Красота платоновских эйдосов, красота космического порядка, красота божественного мироустройства ни в коем случае не субъективна. Как мы уже видели, она принадлежит бытию, она есть свойство бытия, неотъемлемое настолько, что нет смысла даже отдельно ею заниматься. Но красота новоевропейской эстетики не принадлежит бытию, она есть лишь результат оценки. Создавая «учение о чувственно воспринимаемом», Баумгартен не намеревался приписать чувственно воспринимаемому какой-либо метафизический субстанциальный смысл, он создавал раздел гносеологии, а не онтологии, речь шла о структуре восприятия. Конечно, речь шла и об эстетическом объекте, но объект – лишь оборотная сторона субъективности. И если эта новая наука обращается к красоте, то отличается она, в первую очередь, именно тем, что переводит ее из ведения онтологии в ведение гносеологии.

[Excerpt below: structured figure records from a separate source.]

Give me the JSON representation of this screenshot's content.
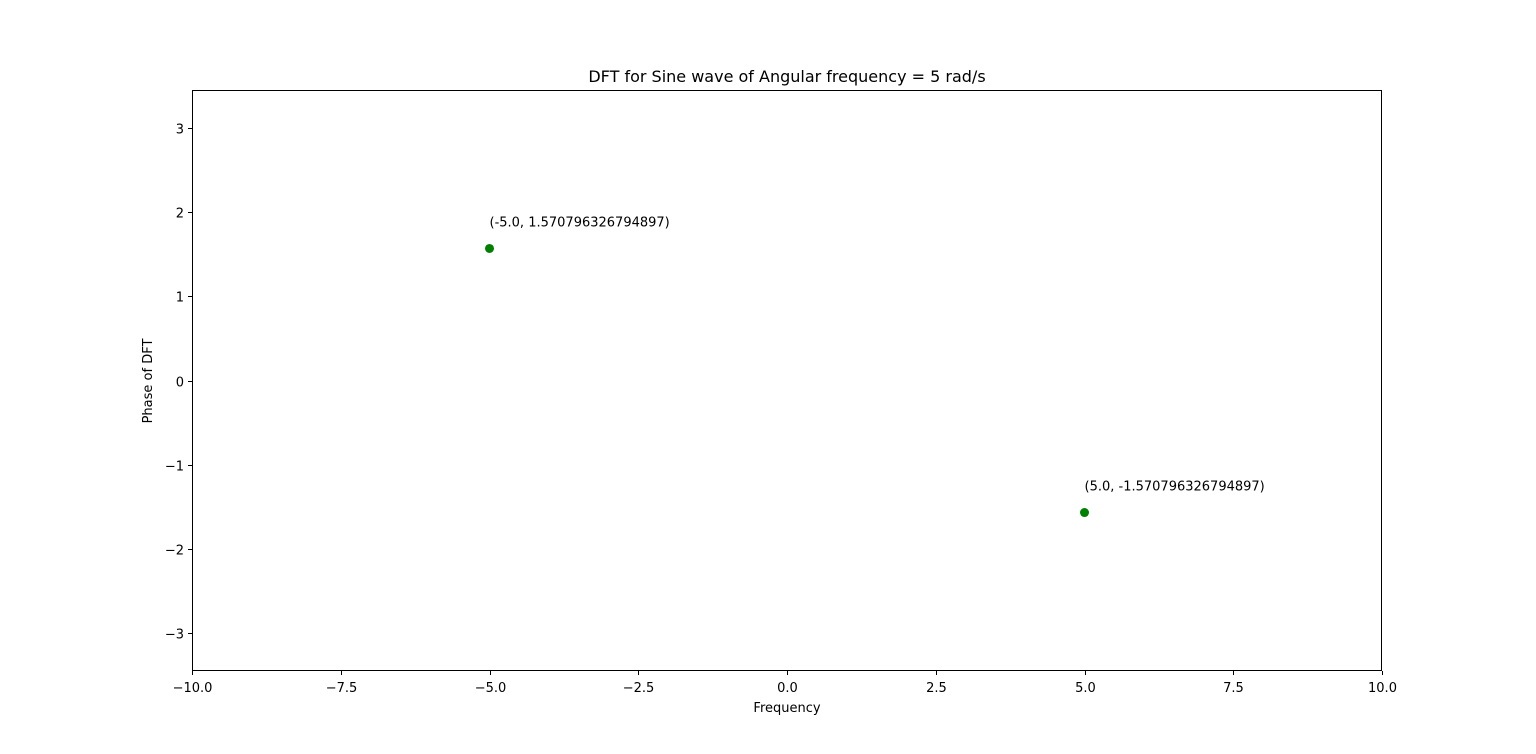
{
  "chart_data": {
    "type": "scatter",
    "title": "DFT for Sine wave of Angular frequency = 5 rad/s",
    "xlabel": "Frequency",
    "ylabel": "Phase of DFT",
    "xlim": [
      -10.0,
      10.0
    ],
    "ylim": [
      -3.4557519189487724,
      3.4557519189487724
    ],
    "xticks": [
      -10.0,
      -7.5,
      -5.0,
      -2.5,
      0.0,
      2.5,
      5.0,
      7.5,
      10.0
    ],
    "xtick_labels": [
      "−10.0",
      "−7.5",
      "−5.0",
      "−2.5",
      "0.0",
      "2.5",
      "5.0",
      "7.5",
      "10.0"
    ],
    "yticks": [
      -3,
      -2,
      -1,
      0,
      1,
      2,
      3
    ],
    "ytick_labels": [
      "−3",
      "−2",
      "−1",
      "0",
      "1",
      "2",
      "3"
    ],
    "grid": false,
    "marker_color": "#008000",
    "points": [
      {
        "x": -5.0,
        "y": 1.570796326794897,
        "label": "(-5.0, 1.570796326794897)"
      },
      {
        "x": 5.0,
        "y": -1.570796326794897,
        "label": "(5.0, -1.570796326794897)"
      }
    ]
  }
}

Но можно сказать, что эта процедура – переведение в ведение гносеологии – характерна для всей структуры новоевропейской мысли. Этот переход хорошо описан М. Хайдеггером в работе «Европейский нигилизм» как смена «метафизических позиций»[25]. Метафизические позиции определяются Хайдеггером на основании отношения познающего субъекта и познаваемого мира (истины). В этом смысле, структура субъективного мышления прослеживаются им начиная с классической античности. Хайдеггер всю историю метафизики называет историей «забвения бытия», и судьбой метафизики, с его точки зрения, является нигилизм, проистекающий из разделения мира на мыслимый и воспринимаемый, идеальный и материальный, так что главный вопрос метафизики, в конечном счете, формулируется Хайдеггером как вопрос о ничто. Смена позиций отмечает стадии этого «забвения», следуя которым нигилизм стремится к своему пределу. И радикальный переворот здесь принадлежит Декарту, поскольку в его размышлениях впервые бытие отчетливо уходит на второй план по отношению к мышлению.

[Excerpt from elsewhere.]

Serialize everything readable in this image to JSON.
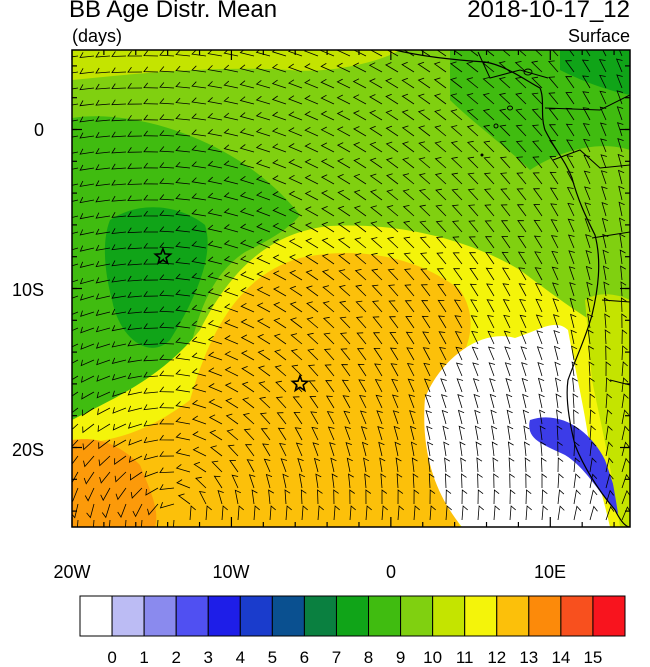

Хайдеггер находит существенную разницу между метафизической позицией античности и метафизической позицией Нового времени, сопоставляя наиболее «субъективистский» на вид образец античного утверждения (а именно, тезис Протагора: «Человек – мера всех вещей») с истоками новоевропейского субъективизма в философии Декарта. Здесь очень четко видно, чем метафизическая позиция античного софиста отличается от метафизической позиции основателя новоевропейского рационализма. Для Протагора, как и для античных скептиков, бытие – данность, пусть и непостижимая для человека, но где-то там, в своей собственной истине, внеположная и однозначная. Для Декарта бытие уже не есть данность, но скорее относительное следствие, которое должно быть доказано (и неизвестно еще, как показала позднейшая критика картезианства, может ли оно вообще быть доказано). Интересно, что Декарт повторяет в своих рассуждениях знаменитый мыслительный ход, несколькими столетиями раньше предложенный Ансельмом Кентерберийским: онтологическое доказательство бытия Бога. И в этом повторе, а скорее, в порожденном им критическом отклике, также можно углядеть существенное различие: Ансельм с кульминационной отчетливостью все еще принимает бытие как данность – и радикальный пафос направленной против него критики выявляет, что бытие не может быть принято как данность. Для Декарта бытие – предмет доказательства. Критика, направленная против него выявляет, что бытие не может быть также и доказано.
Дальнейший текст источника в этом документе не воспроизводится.